Showing posts with label ephemeral film. Show all posts
Showing posts with label ephemeral film. Show all posts

Saturday, December 6, 2014

"Wouldn't marry the pres-i-dent"

The National Film Board of Canada has a Vimeo channel. Want to get lost in a land of cinematic wonder, we ask, rhetorically? It's one of the best places on the Web to spend some time being entertained and educated.

Here's a great example of what NFBC does with its money, and reader, we think that's money well spent.


Mr. Frog Went A-Courting from National Film Board of Canada on Vimeo.

And we highly recommend Blinkety Blank by Norman MacLaren (1955).

Wednesday, January 15, 2014

Please Enter Your Password Now

Perhaps you've never been part of a corporate conference call. If not, you're missing out on a naturally strange and often absurdly funny bit of accidental theatre, for the average conference call often sounds as if it were scripted by Eugene Ionesco.

Participants accidentally talk over each other. There are awkward pauses and sometimes bouts of great silence. Technical glitches haunt the proceedings and very little actual communication happens.

Now you can experience for the first time, or re-live, the magic of a conference call via the wonderfully bizarre conference call simulator. Click the link, follow the simple instructions and disappear into corporate madness.


[We give a firm handshake to Brooklyn's own James Barnes for giving us the passcode to join this thing. Hi James!]

Tuesday, October 29, 2013

So Much to See

Sometimes we see blogs, Tumblrs and other stops on the web and wonder why we even bother. Then we remember, we bother because if we weren't here to pass the links on to you, who would?

At least that's what we tell ourselves at night before drinking enough cough syrup to fall asleep while listening to old radio dramas.

Imagine some sort of brass fanfare here. Now look!


Can you even stand it?! Yeah, exclamation points. Journalism-degree-be-damned. If ever there was a still from a Disney cartoon that merited a freak-out, this certainly makes the grade.

This is just a smoked pepper corn amongst the bounty of spicy offerings at the Graves and Ghouls Tumblr.

It's run by a woman named Cat who has another Tumblr worth your time, Vintage Gal.

There are GIFs on both, which tend to bug our wonky eyes, but that's one broken match in the factory full of joy. And please know there are ladies in various states of undress on both blogs, so don't get fired on our watch, okay?

Wednesday, October 3, 2012

And So It Begins

Here we are three days into October and you probably feel like we've left you at T-ball practice and it's starting to rain. Relax, get yourself a beverage and grab a donut -- you know the drill.

Welcome to the 5th annual Typing Monkey Halloween Frenzy.
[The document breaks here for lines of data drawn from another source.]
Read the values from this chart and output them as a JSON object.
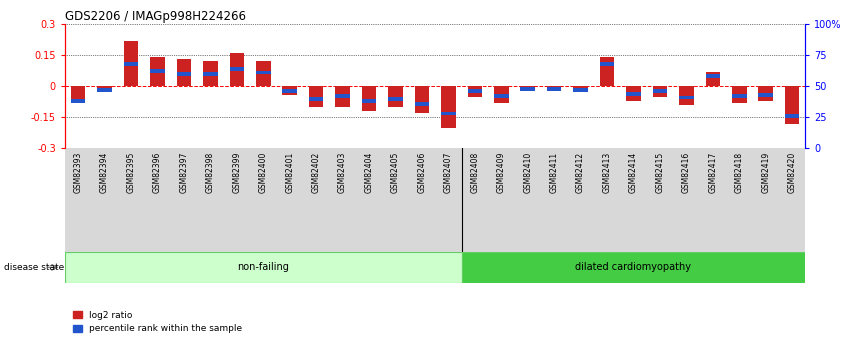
{
  "title": "GDS2206 / IMAGp998H224266",
  "samples": [
    "GSM82393",
    "GSM82394",
    "GSM82395",
    "GSM82396",
    "GSM82397",
    "GSM82398",
    "GSM82399",
    "GSM82400",
    "GSM82401",
    "GSM82402",
    "GSM82403",
    "GSM82404",
    "GSM82405",
    "GSM82406",
    "GSM82407",
    "GSM82408",
    "GSM82409",
    "GSM82410",
    "GSM82411",
    "GSM82412",
    "GSM82413",
    "GSM82414",
    "GSM82415",
    "GSM82416",
    "GSM82417",
    "GSM82418",
    "GSM82419",
    "GSM82420"
  ],
  "log2_ratio": [
    -0.07,
    -0.02,
    0.22,
    0.14,
    0.13,
    0.12,
    0.16,
    0.12,
    -0.04,
    -0.1,
    -0.1,
    -0.12,
    -0.1,
    -0.13,
    -0.2,
    -0.05,
    -0.08,
    -0.02,
    -0.02,
    -0.02,
    0.14,
    -0.07,
    -0.05,
    -0.09,
    0.07,
    -0.08,
    -0.07,
    -0.18
  ],
  "percentile": [
    38,
    47,
    68,
    62,
    60,
    60,
    64,
    61,
    46,
    40,
    42,
    38,
    40,
    36,
    28,
    46,
    42,
    48,
    48,
    47,
    68,
    44,
    46,
    41,
    58,
    42,
    43,
    26
  ],
  "non_failing_count": 15,
  "group_labels": [
    "non-failing",
    "dilated cardiomyopathy"
  ],
  "ylim": [
    -0.3,
    0.3
  ],
  "yticks": [
    -0.3,
    -0.15,
    0.0,
    0.15,
    0.3
  ],
  "right_yticks": [
    0,
    25,
    50,
    75,
    100
  ],
  "right_ytick_labels": [
    "0",
    "25",
    "50",
    "75",
    "100%"
  ],
  "bar_color_red": "#cc2222",
  "bar_color_blue": "#2255cc",
  "group_color_nf_light": "#ccffcc",
  "group_color_nf_edge": "#66cc66",
  "group_color_dc": "#44cc44",
  "bar_width": 0.55,
  "blue_bar_height": 0.018,
  "background_color": "#ffffff",
  "label_bg_color": "#d8d8d8"
}
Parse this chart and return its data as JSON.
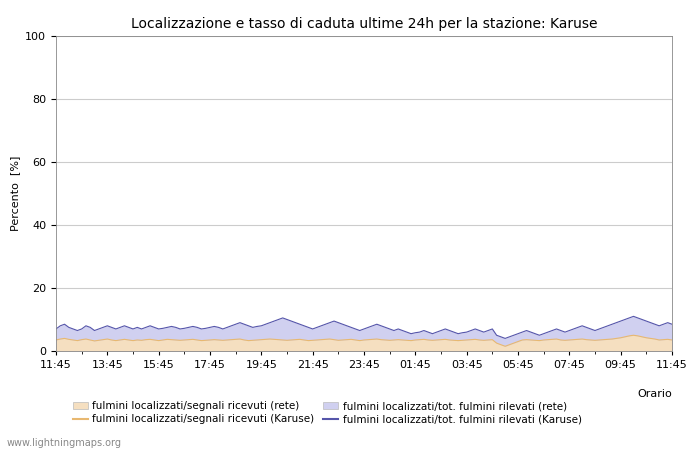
{
  "title": "Localizzazione e tasso di caduta ultime 24h per la stazione: Karuse",
  "xlabel": "Orario",
  "ylabel": "Percento  [%]",
  "ylim": [
    0,
    100
  ],
  "yticks": [
    0,
    20,
    40,
    60,
    80,
    100
  ],
  "yticks_minor": [
    10,
    30,
    50,
    70,
    90
  ],
  "x_labels": [
    "11:45",
    "13:45",
    "15:45",
    "17:45",
    "19:45",
    "21:45",
    "23:45",
    "01:45",
    "03:45",
    "05:45",
    "07:45",
    "09:45",
    "11:45"
  ],
  "n_points": 145,
  "fill_rete_color": "#f5dfc0",
  "fill_karuse_color": "#d0d0f0",
  "line_rete_color": "#e8b870",
  "line_karuse_color": "#5555aa",
  "background_color": "#ffffff",
  "grid_color": "#cccccc",
  "watermark": "www.lightningmaps.org",
  "legend": [
    {
      "label": "fulmini localizzati/segnali ricevuti (rete)",
      "type": "fill",
      "color": "#f5dfc0"
    },
    {
      "label": "fulmini localizzati/segnali ricevuti (Karuse)",
      "type": "line",
      "color": "#e8b870"
    },
    {
      "label": "fulmini localizzati/tot. fulmini rilevati (rete)",
      "type": "fill",
      "color": "#d0d0f0"
    },
    {
      "label": "fulmini localizzati/tot. fulmini rilevati (Karuse)",
      "type": "line",
      "color": "#5555aa"
    }
  ],
  "fill_rete_values": [
    3.5,
    3.8,
    4.0,
    3.7,
    3.5,
    3.3,
    3.6,
    3.8,
    3.5,
    3.2,
    3.4,
    3.6,
    3.8,
    3.5,
    3.3,
    3.5,
    3.7,
    3.5,
    3.3,
    3.5,
    3.4,
    3.6,
    3.7,
    3.5,
    3.3,
    3.5,
    3.7,
    3.6,
    3.5,
    3.4,
    3.5,
    3.6,
    3.7,
    3.5,
    3.3,
    3.4,
    3.5,
    3.6,
    3.5,
    3.4,
    3.5,
    3.6,
    3.7,
    3.8,
    3.5,
    3.3,
    3.4,
    3.5,
    3.6,
    3.7,
    3.8,
    3.7,
    3.6,
    3.5,
    3.4,
    3.5,
    3.6,
    3.7,
    3.5,
    3.3,
    3.4,
    3.5,
    3.6,
    3.7,
    3.8,
    3.6,
    3.4,
    3.5,
    3.6,
    3.7,
    3.5,
    3.3,
    3.5,
    3.6,
    3.7,
    3.8,
    3.6,
    3.5,
    3.4,
    3.5,
    3.6,
    3.5,
    3.4,
    3.3,
    3.5,
    3.6,
    3.7,
    3.5,
    3.4,
    3.5,
    3.6,
    3.7,
    3.5,
    3.4,
    3.3,
    3.4,
    3.5,
    3.6,
    3.7,
    3.5,
    3.4,
    3.5,
    3.6,
    2.5,
    2.0,
    1.5,
    2.0,
    2.5,
    3.0,
    3.5,
    3.6,
    3.5,
    3.4,
    3.3,
    3.5,
    3.6,
    3.7,
    3.8,
    3.5,
    3.4,
    3.5,
    3.6,
    3.7,
    3.8,
    3.6,
    3.5,
    3.4,
    3.5,
    3.6,
    3.7,
    3.8,
    4.0,
    4.2,
    4.5,
    4.8,
    5.0,
    4.8,
    4.5,
    4.2,
    4.0,
    3.8,
    3.5,
    3.6,
    3.7,
    3.5
  ],
  "fill_karuse_values": [
    7.0,
    8.0,
    8.5,
    7.5,
    7.0,
    6.5,
    7.0,
    8.0,
    7.5,
    6.5,
    7.0,
    7.5,
    8.0,
    7.5,
    7.0,
    7.5,
    8.0,
    7.5,
    7.0,
    7.5,
    7.0,
    7.5,
    8.0,
    7.5,
    7.0,
    7.2,
    7.5,
    7.8,
    7.5,
    7.0,
    7.2,
    7.5,
    7.8,
    7.5,
    7.0,
    7.2,
    7.5,
    7.8,
    7.5,
    7.0,
    7.5,
    8.0,
    8.5,
    9.0,
    8.5,
    8.0,
    7.5,
    7.8,
    8.0,
    8.5,
    9.0,
    9.5,
    10.0,
    10.5,
    10.0,
    9.5,
    9.0,
    8.5,
    8.0,
    7.5,
    7.0,
    7.5,
    8.0,
    8.5,
    9.0,
    9.5,
    9.0,
    8.5,
    8.0,
    7.5,
    7.0,
    6.5,
    7.0,
    7.5,
    8.0,
    8.5,
    8.0,
    7.5,
    7.0,
    6.5,
    7.0,
    6.5,
    6.0,
    5.5,
    5.8,
    6.0,
    6.5,
    6.0,
    5.5,
    6.0,
    6.5,
    7.0,
    6.5,
    6.0,
    5.5,
    5.8,
    6.0,
    6.5,
    7.0,
    6.5,
    6.0,
    6.5,
    7.0,
    5.0,
    4.5,
    4.0,
    4.5,
    5.0,
    5.5,
    6.0,
    6.5,
    6.0,
    5.5,
    5.0,
    5.5,
    6.0,
    6.5,
    7.0,
    6.5,
    6.0,
    6.5,
    7.0,
    7.5,
    8.0,
    7.5,
    7.0,
    6.5,
    7.0,
    7.5,
    8.0,
    8.5,
    9.0,
    9.5,
    10.0,
    10.5,
    11.0,
    10.5,
    10.0,
    9.5,
    9.0,
    8.5,
    8.0,
    8.5,
    9.0,
    8.5
  ]
}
For the next 30 27 days we'll do our best to pollute your innocent eyes with as much seasonal evil as possible.

However, we will stick with tradition by easing you into things with a video from filmmaker we featured last  year. This one's not Halloween related, but might scare you and your cats.


Catnip: Egress to Oblivion? [Classroom Drug Educational Film] from Jason Willis on Vimeo.

Thursday, March 8, 2012

Monkey Love: Science Monster

One of the first Websites we linked to after the launch of The Typing Monkey was the magnificent Science Monster.

As Ray Bolger sang in the Scotch Buy jingle:  "'Tain't fancy but it sure is good."

If you go to the site it seems so low-tech, positively Unix. That's because chief Monster Scientist, Mark Assaf, didn't waste time making a site that's fun to look at. He focused his effort on filling Science Monster with links to download-ready public domain movies, old radio shows and even some music.

Need to watch the 1958 black and white goof Teenage Zombies right now? Done, son.  [It's a "horror" film so tame it plays as if it was funded by the Lutheran Church. -- ed.] And yes, Assaf is selling a fair bit of his catalog too -- 16 mm prints if you're into that sort of thing.

Assaf says his download content, the films especially, are ideal for those bored days at work when there's little else to do but watch a rickety old monster movie compressed and digitized to fit on either a portable device or a small video window on your PC. Don't get fired on our account.


Thank Science Monster, not us. He's doing the Lord's work.

Saturday, December 5, 2009

Visibly Frenzied

It must be noted that Dr. Fred Beldinstein now operates out of an Arbor called Ann. He's painstakingly restored and reassembled his lab there and has resumed posting to his video blog Frenzy of the Visible. There he lets all his personal demons run free in the form of YouTube, Hulu and other online video files.

Need to see the preview of the Mexican vampire movie The Genie of Darkness? Crave some vintage concert footage of Venom? Done and done. At FotV Dr. Beldinstein posts educational films, forgotten cartoons, punk videos, schlock horror films and clips that defy easy classification.